Mr McCusker has been researching and developing the use of Network Behavioral Analysis (NBA) in cyber defense. In 2006 DHS S&T funded a NBA-based fusion prototype. In 2009, this work has transformed into establishing a Cyber Behavior Analytics capability. Mr McCusker has been invited to a number or workshops and symposiums including the 2009 National Cyber Leap Year NITRD, 2010 NATO R&T Cyber Defense Workshop in Estonia, and in 2011 Global Cyber-physical Supply Chain Summit in Wales with MIT. Mr McCusker holds a Masters in Computer Science from Rensselaer Polytechnic Institute and is an SME for MIT’s Geospatial Data Center.
Deriving Behavior Primitives from Aggregate Network Features using Support Vector Machines
Co-authors: Scott Brunza (Sonalysts, Inc) & Dipankar Dasgupta (University of Memphis)

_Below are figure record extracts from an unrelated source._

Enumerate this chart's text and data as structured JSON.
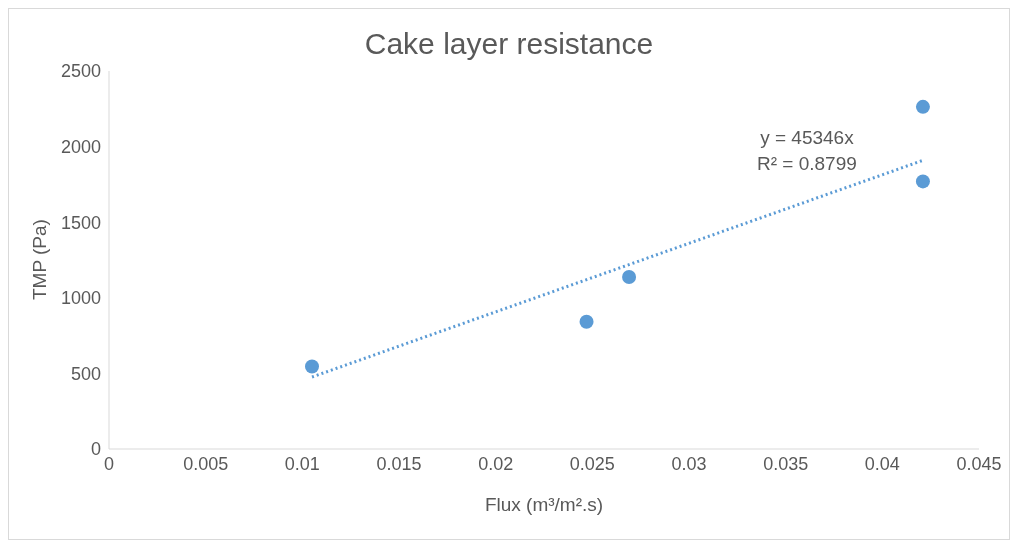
{
  "chart_data": {
    "type": "scatter",
    "title": "Cake layer resistance",
    "xlabel": "Flux (m³/m².s)",
    "ylabel": "TMP (Pa)",
    "xlim": [
      0,
      0.045
    ],
    "xticks": [
      0,
      0.005,
      0.01,
      0.015,
      0.02,
      0.025,
      0.03,
      0.035,
      0.04,
      0.045
    ],
    "ylim": [
      0,
      2500
    ],
    "yticks": [
      0,
      500,
      1000,
      1500,
      2000,
      2500
    ],
    "marker": "circle",
    "series": [
      {
        "type": "scatter",
        "color": "#5b9bd5",
        "x": [
          0.0105,
          0.0247,
          0.0269,
          0.0421,
          0.0421
        ],
        "values": [
          546,
          842,
          1138,
          2263,
          1770
        ]
      },
      {
        "type": "line",
        "color": "#5b9bd5",
        "line_style": "dotted",
        "marker": "none",
        "x": [
          0.0105,
          0.0421
        ],
        "values": [
          476,
          1909
        ]
      }
    ],
    "annotations": [
      "y = 45346x",
      "R² = 0.8799"
    ]
  }
}
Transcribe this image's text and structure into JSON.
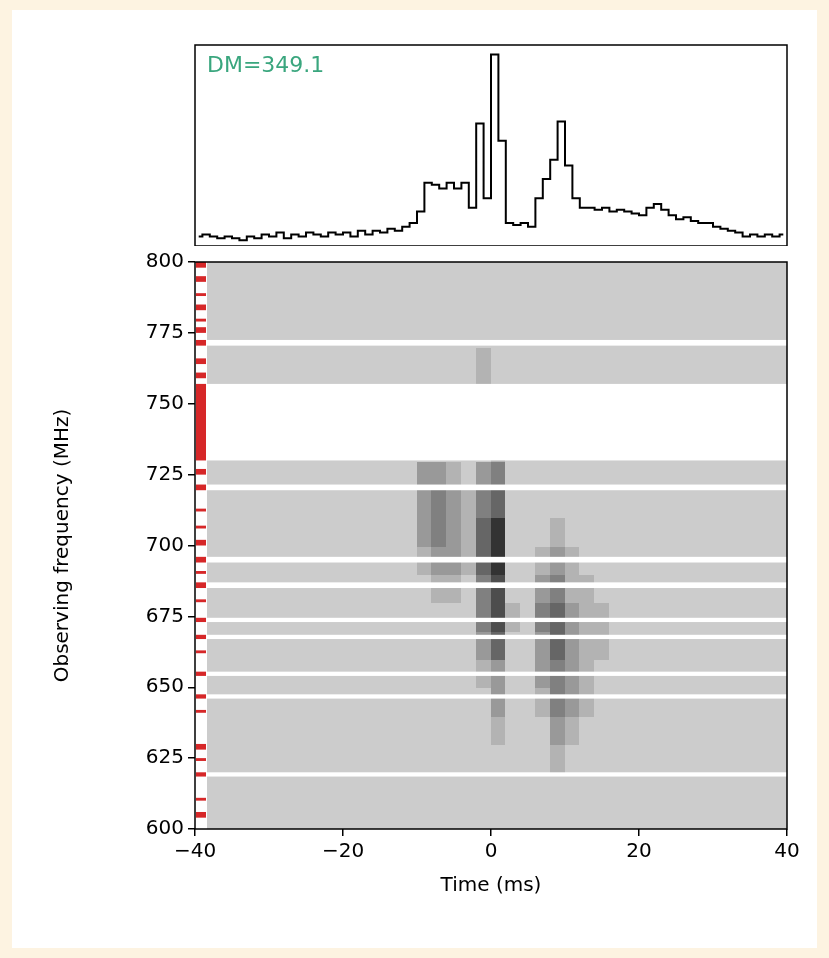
{
  "chart_data": [
    {
      "type": "line",
      "annotation": {
        "text": "DM=349.1",
        "color": "#3aa67e"
      },
      "color": "#000000",
      "line_style": "steps",
      "tick_labels": false,
      "xlim": [
        -40,
        40
      ],
      "ylim": [
        0,
        1.05
      ],
      "x": [
        -39.5,
        -38.5,
        -37.5,
        -36.5,
        -35.5,
        -34.5,
        -33.5,
        -32.5,
        -31.5,
        -30.5,
        -29.5,
        -28.5,
        -27.5,
        -26.5,
        -25.5,
        -24.5,
        -23.5,
        -22.5,
        -21.5,
        -20.5,
        -19.5,
        -18.5,
        -17.5,
        -16.5,
        -15.5,
        -14.5,
        -13.5,
        -12.5,
        -11.5,
        -10.5,
        -9.5,
        -8.5,
        -7.5,
        -6.5,
        -5.5,
        -4.5,
        -3.5,
        -2.5,
        -1.5,
        -0.5,
        0.5,
        1.5,
        2.5,
        3.5,
        4.5,
        5.5,
        6.5,
        7.5,
        8.5,
        9.5,
        10.5,
        11.5,
        12.5,
        13.5,
        14.5,
        15.5,
        16.5,
        17.5,
        18.5,
        19.5,
        20.5,
        21.5,
        22.5,
        23.5,
        24.5,
        25.5,
        26.5,
        27.5,
        28.5,
        29.5,
        30.5,
        31.5,
        32.5,
        33.5,
        34.5,
        35.5,
        36.5,
        37.5,
        38.5,
        39.5
      ],
      "values": [
        0.05,
        0.06,
        0.05,
        0.04,
        0.05,
        0.04,
        0.03,
        0.05,
        0.04,
        0.06,
        0.05,
        0.07,
        0.04,
        0.06,
        0.05,
        0.07,
        0.06,
        0.05,
        0.07,
        0.06,
        0.07,
        0.05,
        0.08,
        0.06,
        0.08,
        0.07,
        0.09,
        0.08,
        0.1,
        0.12,
        0.18,
        0.33,
        0.32,
        0.3,
        0.33,
        0.3,
        0.33,
        0.2,
        0.64,
        0.25,
        1.0,
        0.55,
        0.12,
        0.11,
        0.12,
        0.1,
        0.25,
        0.35,
        0.45,
        0.65,
        0.42,
        0.25,
        0.2,
        0.2,
        0.19,
        0.2,
        0.18,
        0.19,
        0.18,
        0.17,
        0.16,
        0.2,
        0.22,
        0.19,
        0.16,
        0.14,
        0.15,
        0.13,
        0.12,
        0.12,
        0.1,
        0.09,
        0.08,
        0.07,
        0.05,
        0.06,
        0.05,
        0.06,
        0.05,
        0.06
      ]
    },
    {
      "type": "heatmap",
      "x_label": "Time (ms)",
      "y_label": "Observing frequency (MHz)",
      "xlim": [
        -40,
        40
      ],
      "ylim": [
        600,
        800
      ],
      "xticks": [
        {
          "value": -40,
          "label": "−40"
        },
        {
          "value": -20,
          "label": "−20"
        },
        0,
        20,
        40
      ],
      "yticks": [
        600,
        625,
        650,
        675,
        700,
        725,
        750,
        775,
        800
      ],
      "zlim": [
        0,
        10
      ],
      "x_edges": [
        -40,
        -38,
        -36,
        -34,
        -32,
        -30,
        -28,
        -26,
        -24,
        -22,
        -20,
        -18,
        -16,
        -14,
        -12,
        -10,
        -8,
        -6,
        -4,
        -2,
        0,
        2,
        4,
        6,
        8,
        10,
        12,
        14,
        16,
        18,
        20,
        22,
        24,
        26,
        28,
        30,
        32,
        34,
        36,
        38,
        40
      ],
      "y_edges": [
        600,
        610,
        620,
        630,
        640,
        650,
        660,
        670,
        680,
        690,
        700,
        710,
        720,
        730,
        740,
        750,
        760,
        770,
        780,
        790,
        800
      ],
      "cells": [
        [
          2,
          2,
          2,
          2,
          2,
          2,
          2,
          2,
          2,
          2,
          2,
          2,
          2,
          2,
          2,
          2,
          2,
          2,
          2,
          2,
          2,
          2,
          2,
          2,
          2,
          2,
          2,
          2,
          2,
          2,
          2,
          2,
          2,
          2,
          2,
          2,
          2,
          2,
          2,
          2
        ],
        [
          2,
          2,
          2,
          2,
          2,
          2,
          2,
          2,
          2,
          2,
          2,
          2,
          2,
          2,
          2,
          2,
          2,
          2,
          2,
          2,
          2,
          2,
          2,
          2,
          2,
          2,
          2,
          2,
          2,
          2,
          2,
          2,
          2,
          2,
          2,
          2,
          2,
          2,
          2,
          2
        ],
        [
          2,
          2,
          2,
          2,
          2,
          2,
          2,
          2,
          2,
          2,
          2,
          2,
          2,
          2,
          2,
          2,
          2,
          2,
          2,
          2,
          2,
          2,
          2,
          2,
          3,
          2,
          2,
          2,
          2,
          2,
          2,
          2,
          2,
          2,
          2,
          2,
          2,
          2,
          2,
          2
        ],
        [
          2,
          2,
          2,
          2,
          2,
          2,
          2,
          2,
          2,
          2,
          2,
          2,
          2,
          2,
          2,
          2,
          2,
          2,
          2,
          2,
          3,
          2,
          2,
          2,
          4,
          3,
          2,
          2,
          2,
          2,
          2,
          2,
          2,
          2,
          2,
          2,
          2,
          2,
          2,
          2
        ],
        [
          2,
          2,
          2,
          2,
          2,
          2,
          2,
          2,
          2,
          2,
          2,
          2,
          2,
          2,
          2,
          2,
          2,
          2,
          2,
          2,
          4,
          2,
          2,
          3,
          5,
          4,
          3,
          2,
          2,
          2,
          2,
          2,
          2,
          2,
          2,
          2,
          2,
          2,
          2,
          2
        ],
        [
          2,
          2,
          2,
          2,
          2,
          2,
          2,
          2,
          2,
          2,
          2,
          2,
          2,
          2,
          2,
          2,
          2,
          2,
          2,
          3,
          4,
          2,
          2,
          4,
          5,
          4,
          3,
          2,
          2,
          2,
          2,
          2,
          2,
          2,
          2,
          2,
          2,
          2,
          2,
          2
        ],
        [
          2,
          2,
          2,
          2,
          2,
          2,
          2,
          2,
          2,
          2,
          2,
          2,
          2,
          2,
          2,
          2,
          2,
          2,
          2,
          4,
          6,
          2,
          2,
          4,
          6,
          4,
          3,
          3,
          2,
          2,
          2,
          2,
          2,
          2,
          2,
          2,
          2,
          2,
          2,
          2
        ],
        [
          2,
          2,
          2,
          2,
          2,
          2,
          2,
          2,
          2,
          2,
          2,
          2,
          2,
          2,
          2,
          2,
          2,
          2,
          2,
          5,
          7,
          3,
          2,
          5,
          6,
          4,
          3,
          3,
          2,
          2,
          2,
          2,
          2,
          2,
          2,
          2,
          2,
          2,
          2,
          2
        ],
        [
          2,
          2,
          2,
          2,
          2,
          2,
          2,
          2,
          2,
          2,
          2,
          2,
          2,
          2,
          2,
          2,
          3,
          3,
          2,
          5,
          7,
          2,
          2,
          4,
          5,
          3,
          3,
          2,
          2,
          2,
          2,
          2,
          2,
          2,
          2,
          2,
          2,
          2,
          2,
          2
        ],
        [
          2,
          2,
          2,
          2,
          2,
          2,
          2,
          2,
          2,
          2,
          2,
          2,
          2,
          2,
          2,
          3,
          4,
          4,
          3,
          6,
          8,
          2,
          2,
          3,
          4,
          3,
          2,
          2,
          2,
          2,
          2,
          2,
          2,
          2,
          2,
          2,
          2,
          2,
          2,
          2
        ],
        [
          2,
          2,
          2,
          2,
          2,
          2,
          2,
          2,
          2,
          2,
          2,
          2,
          2,
          2,
          2,
          4,
          5,
          4,
          3,
          6,
          8,
          2,
          2,
          2,
          3,
          2,
          2,
          2,
          2,
          2,
          2,
          2,
          2,
          2,
          2,
          2,
          2,
          2,
          2,
          2
        ],
        [
          2,
          2,
          2,
          2,
          2,
          2,
          2,
          2,
          2,
          2,
          2,
          2,
          2,
          2,
          2,
          4,
          5,
          4,
          3,
          5,
          6,
          2,
          2,
          2,
          2,
          2,
          2,
          2,
          2,
          2,
          2,
          2,
          2,
          2,
          2,
          2,
          2,
          2,
          2,
          2
        ],
        [
          2,
          2,
          2,
          2,
          2,
          2,
          2,
          2,
          2,
          2,
          2,
          2,
          2,
          2,
          2,
          4,
          4,
          3,
          2,
          4,
          5,
          2,
          2,
          2,
          2,
          2,
          2,
          2,
          2,
          2,
          2,
          2,
          2,
          2,
          2,
          2,
          2,
          2,
          2,
          2
        ],
        [
          2,
          2,
          2,
          2,
          2,
          2,
          2,
          2,
          2,
          2,
          2,
          2,
          2,
          2,
          2,
          2,
          2,
          2,
          2,
          2,
          3,
          2,
          2,
          2,
          2,
          2,
          2,
          2,
          2,
          2,
          2,
          2,
          2,
          2,
          2,
          2,
          2,
          2,
          2,
          2
        ],
        [
          2,
          2,
          2,
          2,
          2,
          2,
          2,
          2,
          2,
          2,
          2,
          2,
          2,
          2,
          2,
          2,
          2,
          2,
          2,
          3,
          3,
          2,
          2,
          2,
          2,
          2,
          2,
          2,
          2,
          2,
          2,
          2,
          2,
          2,
          2,
          2,
          2,
          2,
          2,
          2
        ],
        [
          2,
          2,
          2,
          2,
          2,
          2,
          2,
          2,
          2,
          2,
          2,
          2,
          2,
          2,
          2,
          2,
          2,
          2,
          2,
          3,
          2,
          2,
          2,
          2,
          2,
          2,
          2,
          2,
          2,
          2,
          2,
          2,
          2,
          2,
          2,
          2,
          2,
          2,
          2,
          2
        ],
        [
          2,
          2,
          2,
          2,
          2,
          2,
          2,
          2,
          2,
          2,
          2,
          2,
          2,
          2,
          2,
          2,
          2,
          2,
          2,
          3,
          2,
          2,
          2,
          2,
          2,
          2,
          2,
          2,
          2,
          2,
          2,
          2,
          2,
          2,
          2,
          2,
          2,
          2,
          2,
          2
        ],
        [
          2,
          2,
          2,
          2,
          2,
          2,
          2,
          2,
          2,
          2,
          2,
          2,
          2,
          2,
          2,
          2,
          2,
          2,
          2,
          2,
          2,
          2,
          2,
          2,
          2,
          2,
          2,
          2,
          2,
          2,
          2,
          2,
          2,
          2,
          2,
          2,
          2,
          2,
          2,
          2
        ],
        [
          2,
          2,
          2,
          2,
          2,
          2,
          2,
          2,
          2,
          2,
          2,
          2,
          2,
          2,
          2,
          2,
          2,
          2,
          2,
          2,
          2,
          2,
          2,
          2,
          2,
          2,
          2,
          2,
          2,
          2,
          2,
          2,
          2,
          2,
          2,
          2,
          2,
          2,
          2,
          2
        ],
        [
          2,
          2,
          2,
          2,
          2,
          2,
          2,
          2,
          2,
          2,
          2,
          2,
          2,
          2,
          2,
          2,
          2,
          2,
          2,
          2,
          2,
          2,
          2,
          2,
          2,
          2,
          2,
          2,
          2,
          2,
          2,
          2,
          2,
          2,
          2,
          2,
          2,
          2,
          2,
          2
        ]
      ],
      "masked": [
        [
          770.5,
          772.5
        ],
        [
          730,
          757
        ],
        [
          719.5,
          721.5
        ],
        [
          694,
          696
        ],
        [
          685,
          687
        ],
        [
          673,
          674.5
        ],
        [
          667,
          668.5
        ],
        [
          654,
          655.5
        ],
        [
          646,
          647.5
        ],
        [
          618.5,
          620
        ]
      ],
      "flagged": {
        "color": "#d62728",
        "ranges": [
          [
            798,
            800
          ],
          [
            793,
            795
          ],
          [
            788,
            789
          ],
          [
            783,
            785
          ],
          [
            779,
            780
          ],
          [
            775,
            777
          ],
          [
            770.5,
            772.5
          ],
          [
            764,
            766
          ],
          [
            759,
            761
          ],
          [
            730,
            757
          ],
          [
            725,
            727
          ],
          [
            719.5,
            721.5
          ],
          [
            712,
            713
          ],
          [
            706,
            707
          ],
          [
            700,
            702
          ],
          [
            694,
            696
          ],
          [
            690,
            691
          ],
          [
            685,
            687
          ],
          [
            680,
            681
          ],
          [
            673,
            674.5
          ],
          [
            667,
            668.5
          ],
          [
            662,
            663
          ],
          [
            654,
            655.5
          ],
          [
            646,
            647.5
          ],
          [
            641,
            642
          ],
          [
            628,
            630
          ],
          [
            624,
            625
          ],
          [
            618.5,
            620
          ],
          [
            610,
            611
          ],
          [
            604,
            606
          ]
        ]
      }
    }
  ]
}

Establishing long-view situation awareness of threat agents requires an operational capability that scales to large volumes of network data, leveraging the past to make-sense of the present and to anticipate the future. Yet, today we are dominated by short-view capabilities driven by misuse based strategies; triggered by the structural qualities of attack vectors. The structural aspects of cyber threats are in a constant flux, rendering most defensive technologies reactive to previously unknown attack vectors. Unlike structural signature based approaches, both the real-time and aggregate behaviors exhibited by cyber threats over a network provide insight into making-sense of anomalies found on our networks. In this work, we explore the challenges posed in identifying and developing a set of behavior primitives that facilitate the creation of threat narratives use to describe cyber threats anomalies. Thus, we investigate the use aggregate behaviors derived from network flow data establishing initial behavior models used to detect complex cyber threats such as Advanced Persistent Threats (APTs). Our cyber data fusion prototype employs a unique layered methodology that extracts features from network flow data aggregating it by time. This approach is more scalable and flexible in its application in large network data volumes. The preliminary evaluation of the proposed methodology and supporting models shows some promising results.